Currently, I’m in the process of sharpening my mathematical intuition and theoretical foundations in some of these areas. This is a current map of stuff I’m working through. Some of the areas which do not have a lot of detail are those whice I need to either revisit, or are very unfamiliar to me.
There are a couple of things worth noting here:
Note: Click the image below to open the larger version.
Let’s try to unpack some of the relationships between the mathematics areas and the ML application areas.
Linear Algebra: You will need this for almost any Machine Learning technique. This is due to the fact that almost every ML problem is formulated in terms of matrices and vectors (and their combinations). Almost every problem’s solution is stated in the form of some condition in the Linear Algebra landscape. Concepts like null space, quadratic form assume importance. Specific concepts in Linear Algebra also contribute hugely to simplification of calculations (eg: diagonisation) as well as valuable analytical insights (eg: Principal Components Analysis).
Probability: A lot of ML solutions have several underlying assumptions. One of the most important assumptions is how the data is distributed. This probability distribution dictates whether the theoretical solution needs to take extra steps (eg: Generalised Linear Models), or whether the solution can be obtained in a closed form or not (eg, Maximum Likelihood Estimation). Specific Machine Learning techniques are probabilistic at their core (eg: Gaussian Mixture Models).

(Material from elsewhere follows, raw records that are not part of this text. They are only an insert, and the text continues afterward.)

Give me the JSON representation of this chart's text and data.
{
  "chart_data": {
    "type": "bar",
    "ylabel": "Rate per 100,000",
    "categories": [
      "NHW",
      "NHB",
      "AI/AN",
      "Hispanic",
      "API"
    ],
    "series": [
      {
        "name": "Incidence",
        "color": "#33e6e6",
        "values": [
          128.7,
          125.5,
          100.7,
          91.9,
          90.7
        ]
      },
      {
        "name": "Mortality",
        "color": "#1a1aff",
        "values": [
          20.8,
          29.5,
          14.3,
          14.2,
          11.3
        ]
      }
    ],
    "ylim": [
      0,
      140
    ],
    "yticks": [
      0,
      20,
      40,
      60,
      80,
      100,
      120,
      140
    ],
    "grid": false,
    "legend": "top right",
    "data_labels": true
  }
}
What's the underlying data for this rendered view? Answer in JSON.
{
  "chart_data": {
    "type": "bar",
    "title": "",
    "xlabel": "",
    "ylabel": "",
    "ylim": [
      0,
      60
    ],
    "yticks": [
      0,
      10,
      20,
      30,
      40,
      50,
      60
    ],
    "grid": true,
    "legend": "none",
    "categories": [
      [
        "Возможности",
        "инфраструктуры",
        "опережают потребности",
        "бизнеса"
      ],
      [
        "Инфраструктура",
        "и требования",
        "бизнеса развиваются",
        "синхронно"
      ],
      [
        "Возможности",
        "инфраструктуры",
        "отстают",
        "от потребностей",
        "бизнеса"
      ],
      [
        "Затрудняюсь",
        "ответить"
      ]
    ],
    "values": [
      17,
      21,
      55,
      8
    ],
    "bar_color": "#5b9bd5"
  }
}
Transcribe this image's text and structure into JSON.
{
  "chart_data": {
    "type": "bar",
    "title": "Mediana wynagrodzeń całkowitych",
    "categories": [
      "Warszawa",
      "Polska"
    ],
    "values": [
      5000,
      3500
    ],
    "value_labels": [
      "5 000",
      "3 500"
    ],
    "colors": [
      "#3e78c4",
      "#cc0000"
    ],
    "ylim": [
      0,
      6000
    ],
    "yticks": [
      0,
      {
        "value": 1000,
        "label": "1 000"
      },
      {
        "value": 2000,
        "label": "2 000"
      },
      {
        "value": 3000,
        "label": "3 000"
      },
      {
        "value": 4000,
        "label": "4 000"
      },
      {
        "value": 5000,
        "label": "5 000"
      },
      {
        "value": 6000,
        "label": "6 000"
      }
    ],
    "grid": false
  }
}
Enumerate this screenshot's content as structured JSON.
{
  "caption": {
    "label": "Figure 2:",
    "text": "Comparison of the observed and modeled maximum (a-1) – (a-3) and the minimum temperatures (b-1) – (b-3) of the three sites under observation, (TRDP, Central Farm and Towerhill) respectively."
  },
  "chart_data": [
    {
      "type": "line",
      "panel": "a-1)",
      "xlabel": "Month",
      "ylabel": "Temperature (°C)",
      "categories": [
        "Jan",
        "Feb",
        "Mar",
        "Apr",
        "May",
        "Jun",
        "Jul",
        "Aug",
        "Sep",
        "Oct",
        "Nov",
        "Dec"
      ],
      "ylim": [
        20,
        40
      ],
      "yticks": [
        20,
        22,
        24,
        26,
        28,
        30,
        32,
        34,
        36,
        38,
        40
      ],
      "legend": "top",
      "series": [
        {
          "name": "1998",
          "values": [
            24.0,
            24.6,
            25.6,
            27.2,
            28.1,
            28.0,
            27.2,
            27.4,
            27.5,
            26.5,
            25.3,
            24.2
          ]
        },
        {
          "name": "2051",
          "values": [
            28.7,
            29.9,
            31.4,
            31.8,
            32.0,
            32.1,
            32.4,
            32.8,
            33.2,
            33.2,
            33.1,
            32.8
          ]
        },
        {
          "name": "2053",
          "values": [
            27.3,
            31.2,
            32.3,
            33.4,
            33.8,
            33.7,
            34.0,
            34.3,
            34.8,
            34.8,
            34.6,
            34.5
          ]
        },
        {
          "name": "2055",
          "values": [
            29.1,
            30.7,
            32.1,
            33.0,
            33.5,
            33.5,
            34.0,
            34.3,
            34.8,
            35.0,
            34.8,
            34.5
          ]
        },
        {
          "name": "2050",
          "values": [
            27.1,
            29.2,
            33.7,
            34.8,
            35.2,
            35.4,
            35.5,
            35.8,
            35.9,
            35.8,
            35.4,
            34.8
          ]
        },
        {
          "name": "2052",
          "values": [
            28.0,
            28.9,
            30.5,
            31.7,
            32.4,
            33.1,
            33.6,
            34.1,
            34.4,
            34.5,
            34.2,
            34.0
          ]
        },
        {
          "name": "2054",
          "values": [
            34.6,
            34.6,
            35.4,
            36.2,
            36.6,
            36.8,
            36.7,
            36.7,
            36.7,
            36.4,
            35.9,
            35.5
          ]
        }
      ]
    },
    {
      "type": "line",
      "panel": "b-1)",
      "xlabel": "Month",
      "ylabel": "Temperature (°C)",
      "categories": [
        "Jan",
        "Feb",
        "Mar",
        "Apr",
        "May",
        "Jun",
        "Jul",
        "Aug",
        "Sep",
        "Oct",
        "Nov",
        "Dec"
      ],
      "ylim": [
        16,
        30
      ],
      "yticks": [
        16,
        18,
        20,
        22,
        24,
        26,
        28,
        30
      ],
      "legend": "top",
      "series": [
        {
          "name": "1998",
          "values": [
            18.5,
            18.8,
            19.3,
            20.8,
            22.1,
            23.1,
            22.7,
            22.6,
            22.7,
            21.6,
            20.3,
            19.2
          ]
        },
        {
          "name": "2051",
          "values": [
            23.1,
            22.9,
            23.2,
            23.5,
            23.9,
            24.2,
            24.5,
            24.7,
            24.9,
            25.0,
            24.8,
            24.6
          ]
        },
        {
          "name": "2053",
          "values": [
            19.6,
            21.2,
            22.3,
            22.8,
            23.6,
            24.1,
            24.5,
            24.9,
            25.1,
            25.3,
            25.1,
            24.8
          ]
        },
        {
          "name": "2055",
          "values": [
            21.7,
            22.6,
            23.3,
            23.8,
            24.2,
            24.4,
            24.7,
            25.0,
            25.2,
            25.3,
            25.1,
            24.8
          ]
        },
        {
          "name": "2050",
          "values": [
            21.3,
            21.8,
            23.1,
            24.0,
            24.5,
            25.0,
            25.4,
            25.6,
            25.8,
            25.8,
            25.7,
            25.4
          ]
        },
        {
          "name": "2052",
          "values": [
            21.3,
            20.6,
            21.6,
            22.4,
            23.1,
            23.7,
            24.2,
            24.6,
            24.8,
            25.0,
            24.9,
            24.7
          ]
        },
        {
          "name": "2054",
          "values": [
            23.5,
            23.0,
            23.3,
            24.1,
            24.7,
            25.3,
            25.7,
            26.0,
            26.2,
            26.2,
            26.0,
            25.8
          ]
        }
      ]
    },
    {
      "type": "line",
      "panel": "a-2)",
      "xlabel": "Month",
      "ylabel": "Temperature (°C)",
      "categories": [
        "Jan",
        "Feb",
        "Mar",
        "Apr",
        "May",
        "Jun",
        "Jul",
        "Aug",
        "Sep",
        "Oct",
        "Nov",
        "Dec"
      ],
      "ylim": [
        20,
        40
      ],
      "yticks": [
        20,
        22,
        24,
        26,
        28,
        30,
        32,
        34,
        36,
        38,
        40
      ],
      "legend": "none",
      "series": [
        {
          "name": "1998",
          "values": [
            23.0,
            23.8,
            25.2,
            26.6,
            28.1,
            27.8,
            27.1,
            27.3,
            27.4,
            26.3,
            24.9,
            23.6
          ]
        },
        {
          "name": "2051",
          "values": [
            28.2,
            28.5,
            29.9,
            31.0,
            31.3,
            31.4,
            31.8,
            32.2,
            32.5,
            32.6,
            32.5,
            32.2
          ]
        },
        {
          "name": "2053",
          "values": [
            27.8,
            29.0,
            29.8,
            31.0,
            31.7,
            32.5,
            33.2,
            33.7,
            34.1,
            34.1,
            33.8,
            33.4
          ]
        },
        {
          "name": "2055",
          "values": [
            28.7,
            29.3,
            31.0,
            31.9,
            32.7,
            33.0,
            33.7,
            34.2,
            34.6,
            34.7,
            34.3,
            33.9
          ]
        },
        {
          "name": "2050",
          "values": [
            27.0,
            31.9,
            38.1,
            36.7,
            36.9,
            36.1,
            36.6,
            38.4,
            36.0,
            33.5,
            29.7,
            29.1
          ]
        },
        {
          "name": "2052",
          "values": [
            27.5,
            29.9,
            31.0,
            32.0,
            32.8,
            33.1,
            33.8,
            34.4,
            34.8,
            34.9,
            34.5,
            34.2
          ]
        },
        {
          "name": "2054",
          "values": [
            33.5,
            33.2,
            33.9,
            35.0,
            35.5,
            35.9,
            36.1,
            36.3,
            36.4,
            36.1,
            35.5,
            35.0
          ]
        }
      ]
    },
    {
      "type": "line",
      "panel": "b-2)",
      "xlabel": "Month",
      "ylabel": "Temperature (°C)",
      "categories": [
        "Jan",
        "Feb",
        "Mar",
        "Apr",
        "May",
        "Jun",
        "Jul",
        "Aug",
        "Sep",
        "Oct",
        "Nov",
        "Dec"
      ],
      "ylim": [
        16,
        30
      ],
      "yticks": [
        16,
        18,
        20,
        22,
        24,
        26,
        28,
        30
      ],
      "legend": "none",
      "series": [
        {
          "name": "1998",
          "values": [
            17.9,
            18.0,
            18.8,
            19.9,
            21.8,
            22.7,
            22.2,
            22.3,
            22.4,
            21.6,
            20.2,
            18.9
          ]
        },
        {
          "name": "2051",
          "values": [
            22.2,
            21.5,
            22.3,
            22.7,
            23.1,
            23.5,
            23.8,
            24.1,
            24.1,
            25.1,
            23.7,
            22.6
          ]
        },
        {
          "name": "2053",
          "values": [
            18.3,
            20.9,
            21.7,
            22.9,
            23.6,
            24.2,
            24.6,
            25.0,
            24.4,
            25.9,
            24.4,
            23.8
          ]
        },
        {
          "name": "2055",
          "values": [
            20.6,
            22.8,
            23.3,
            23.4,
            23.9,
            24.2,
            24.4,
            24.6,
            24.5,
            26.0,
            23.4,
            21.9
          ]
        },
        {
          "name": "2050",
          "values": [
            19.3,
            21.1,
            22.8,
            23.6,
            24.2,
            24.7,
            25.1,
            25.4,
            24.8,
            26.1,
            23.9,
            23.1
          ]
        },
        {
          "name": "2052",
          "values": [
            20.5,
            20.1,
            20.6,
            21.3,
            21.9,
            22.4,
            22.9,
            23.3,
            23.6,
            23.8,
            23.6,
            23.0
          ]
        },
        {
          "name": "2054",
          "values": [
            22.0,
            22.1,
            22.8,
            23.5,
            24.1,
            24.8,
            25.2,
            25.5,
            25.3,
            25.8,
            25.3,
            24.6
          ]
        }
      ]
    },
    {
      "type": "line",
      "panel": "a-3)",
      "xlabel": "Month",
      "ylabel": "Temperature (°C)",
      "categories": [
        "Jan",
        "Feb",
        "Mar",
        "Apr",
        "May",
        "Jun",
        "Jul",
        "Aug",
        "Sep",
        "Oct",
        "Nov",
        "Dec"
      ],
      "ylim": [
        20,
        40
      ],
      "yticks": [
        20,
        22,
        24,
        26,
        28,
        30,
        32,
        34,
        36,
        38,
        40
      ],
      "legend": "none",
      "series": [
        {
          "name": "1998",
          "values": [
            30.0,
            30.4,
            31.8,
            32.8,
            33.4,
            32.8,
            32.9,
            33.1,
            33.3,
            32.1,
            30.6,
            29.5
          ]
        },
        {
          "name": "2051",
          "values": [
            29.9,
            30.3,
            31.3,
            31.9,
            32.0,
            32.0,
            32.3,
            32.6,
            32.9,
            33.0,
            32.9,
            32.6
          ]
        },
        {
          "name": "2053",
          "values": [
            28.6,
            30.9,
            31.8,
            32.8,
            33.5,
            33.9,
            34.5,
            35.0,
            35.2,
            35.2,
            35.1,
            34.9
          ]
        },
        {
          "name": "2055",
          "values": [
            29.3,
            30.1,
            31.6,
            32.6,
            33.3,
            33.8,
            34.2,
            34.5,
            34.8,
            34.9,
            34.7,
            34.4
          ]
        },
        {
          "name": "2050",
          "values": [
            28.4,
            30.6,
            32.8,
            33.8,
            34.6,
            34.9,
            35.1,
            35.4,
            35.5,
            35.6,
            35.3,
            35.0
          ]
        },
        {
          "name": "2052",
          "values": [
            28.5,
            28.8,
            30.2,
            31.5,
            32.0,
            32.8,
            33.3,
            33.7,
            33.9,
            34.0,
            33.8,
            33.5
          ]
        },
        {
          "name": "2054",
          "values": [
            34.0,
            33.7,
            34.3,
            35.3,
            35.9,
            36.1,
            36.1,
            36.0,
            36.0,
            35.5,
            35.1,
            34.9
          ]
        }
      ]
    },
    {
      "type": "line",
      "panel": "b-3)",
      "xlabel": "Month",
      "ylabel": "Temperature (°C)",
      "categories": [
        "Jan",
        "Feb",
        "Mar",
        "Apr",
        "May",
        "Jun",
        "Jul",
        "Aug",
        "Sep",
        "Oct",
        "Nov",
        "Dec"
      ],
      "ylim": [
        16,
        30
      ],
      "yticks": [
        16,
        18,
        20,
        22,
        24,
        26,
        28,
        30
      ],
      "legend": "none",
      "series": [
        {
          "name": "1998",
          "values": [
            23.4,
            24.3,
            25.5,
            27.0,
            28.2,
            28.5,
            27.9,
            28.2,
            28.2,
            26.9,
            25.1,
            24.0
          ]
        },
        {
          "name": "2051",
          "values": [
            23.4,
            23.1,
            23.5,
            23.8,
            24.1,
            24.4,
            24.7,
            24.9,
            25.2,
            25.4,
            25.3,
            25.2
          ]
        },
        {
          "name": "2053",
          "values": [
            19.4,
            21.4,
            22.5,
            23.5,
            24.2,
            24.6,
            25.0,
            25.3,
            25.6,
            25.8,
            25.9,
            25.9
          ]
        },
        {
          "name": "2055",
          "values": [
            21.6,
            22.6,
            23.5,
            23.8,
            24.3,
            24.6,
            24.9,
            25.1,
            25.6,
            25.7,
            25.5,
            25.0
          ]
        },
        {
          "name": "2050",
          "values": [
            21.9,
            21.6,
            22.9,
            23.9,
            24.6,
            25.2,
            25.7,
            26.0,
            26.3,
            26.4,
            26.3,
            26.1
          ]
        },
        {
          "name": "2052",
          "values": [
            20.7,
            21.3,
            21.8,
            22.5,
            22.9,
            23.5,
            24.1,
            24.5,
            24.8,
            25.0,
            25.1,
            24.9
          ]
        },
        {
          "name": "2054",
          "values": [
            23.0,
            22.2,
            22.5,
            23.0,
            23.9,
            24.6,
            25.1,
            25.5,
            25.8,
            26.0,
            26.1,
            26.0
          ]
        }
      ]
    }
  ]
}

Optimisation: This is a huge topic, but I will point out a few areas definitely worth studying. Gradient Descent (or Ascent) is a very important heuristic approach to maximising/minimising cost when no closed form solutions are available. A lot of Machine Learning techniques directly or indirectly state the problem to be solved using Linear Programming or Quadratic Programming (eg: Support Vector Machines). Restatements of optimisation problems using their duals (eg: Langrangian Multipliers) can also lead to significant reduction in computation complexity (eg: Kernel Trick)
Calculus: Even an undergraduate level of understanding of calculus will benefit tremendously. Mostly, calculus is used to derive conditions of maxima/minima. Differential Calculus underlies derivations of almost every optimisation algorithm (eg: Gradient Descent). Integrals are most commonly observed in probability derivations, and partial differentials are usually encountered routinely in problems involving more than one variable. Hessian matrices (calculus + algebra) are used in large-scale optimisation problems (eg: Newton-Raphson method).
Other posts will attempt to disseminate some of this intuition, with the necessary math.